Introduction

Clear cell renal cell carcinoma (ccRCC) is the most common type of renal cell carcinomas. During diagnosis, metastasis is found in over 30% of patients. Despite conducted targeted therapy, survival time of patients with metastatic renal cell carcinoma ranges from three months to two years. Recent reports indicate an important role of inflammatory and angiogenic processes in the ccRCC development. Monocyte Chemotactic Protein-1 Induced Protein (MCPIP-1) is a novel multifunctional modulator involved in the regulation of inflammatory response, apoptosis and angiogenesis. However its role in tumorigenesis is unknown.

Aim

The main objective of our study was to determine the role of anti-inflammatory protein MCPIP1 in growth, angiogenesis and metastasis of clear cell renal cell carcinoma.

Materials and methods

ccRCC cell lines (Caki-1 and Caki-2) were transduced with MCPIP1 shRNA and control shRNA lentiviral vectors and selected with puromycin. The level of genes and protein involved in proliferation, angiogenesis and metastasis were studied by real-time PCR, western blot and flow cytometry. Chemotaxis and invasion assay were performed to check migration and invasion. To study the level of proangiogenic factors ELISA and LUMINEX assays were used. NOD-SCID mice were used in in vivo experiments.

Results

Our study shows that MCPIP1 downregulation increases proliferation rate, survival and migration properties of ccRCC cells. Additionally reduction of MCPIP1 protein level increases the expression of pro-angiogenic factors such as SDF1, VEGF and IL8 what was paralleled by an increased migration of endothelial cells toward conditioned media from MCPIP1 deficient ccRCC cells. We also demonstrate, that silencing of MCPIP1 protein in ccRCC leads to an increase in tumor growth in vivo, after subcutaneous injection of NOD-SCID mice. We observed a significant increase in the number and the area of blood vessels in tumors formed by cells with downregulation of MCPIP1 and greater ability to metastasize to the lungs.

Conclusions

We showed that reduction of MCPIP1 protein level in ccRCC cells is crucial for tumor growth, blood vessel formation in the emerging tumor and metastasis. Moreover, ccRCC cells with downregulation of MCPIP1 secreted factors and proteins essential for the process of angiogenesis.
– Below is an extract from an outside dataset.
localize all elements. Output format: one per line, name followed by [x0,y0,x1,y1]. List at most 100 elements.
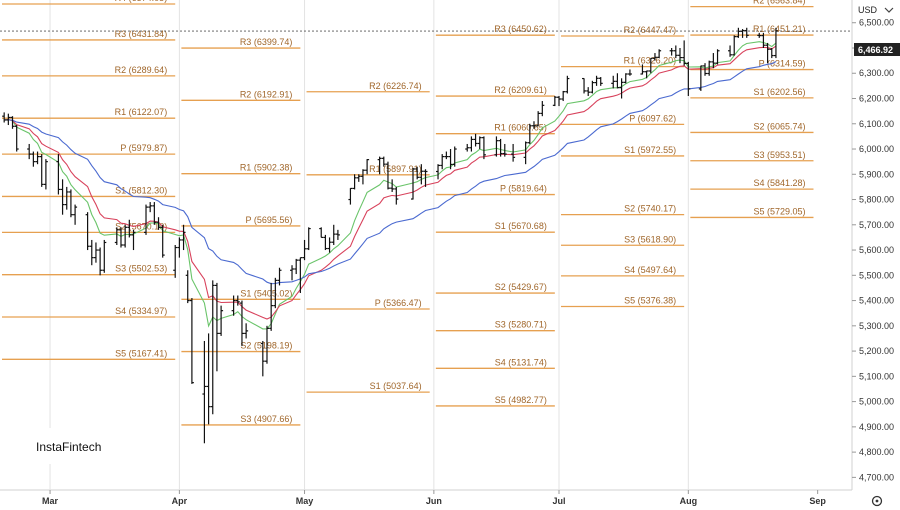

Obtained results may contribute to increased understanding of the biology of clear cell renal cell carcinoma, which in the future may help in identifying new, more effective therapeutic purposes or improving existing ones.

Acknowledgement

This study was supported by research grant from the National Science Centre to KM 2013/09/D/NZ/00249 and grant from the Jagiellonian University BMN 7/2015. Faculty of Biochemistry, Biophysics and Biotechnology of the Jagiellonian University is a partner of the Leading National Research Center (KNOW) supported by the Ministry of Science and Higher Education

Citation Format: Katarzyna Miekus, Paulina Marona, Jolanta Jura. MCPIP1 affects growth, angiogenesis and metastasis of clear cell renal cell carcinoma. [abstract]. In: Proceedings of the 107th Annual Meeting of the American Association for Cancer Research; 2016 Apr 16-20; New Orleans, LA. Philadelphia (PA): AACR; Cancer Res 2016;76(14 Suppl):Abstract nr 3398.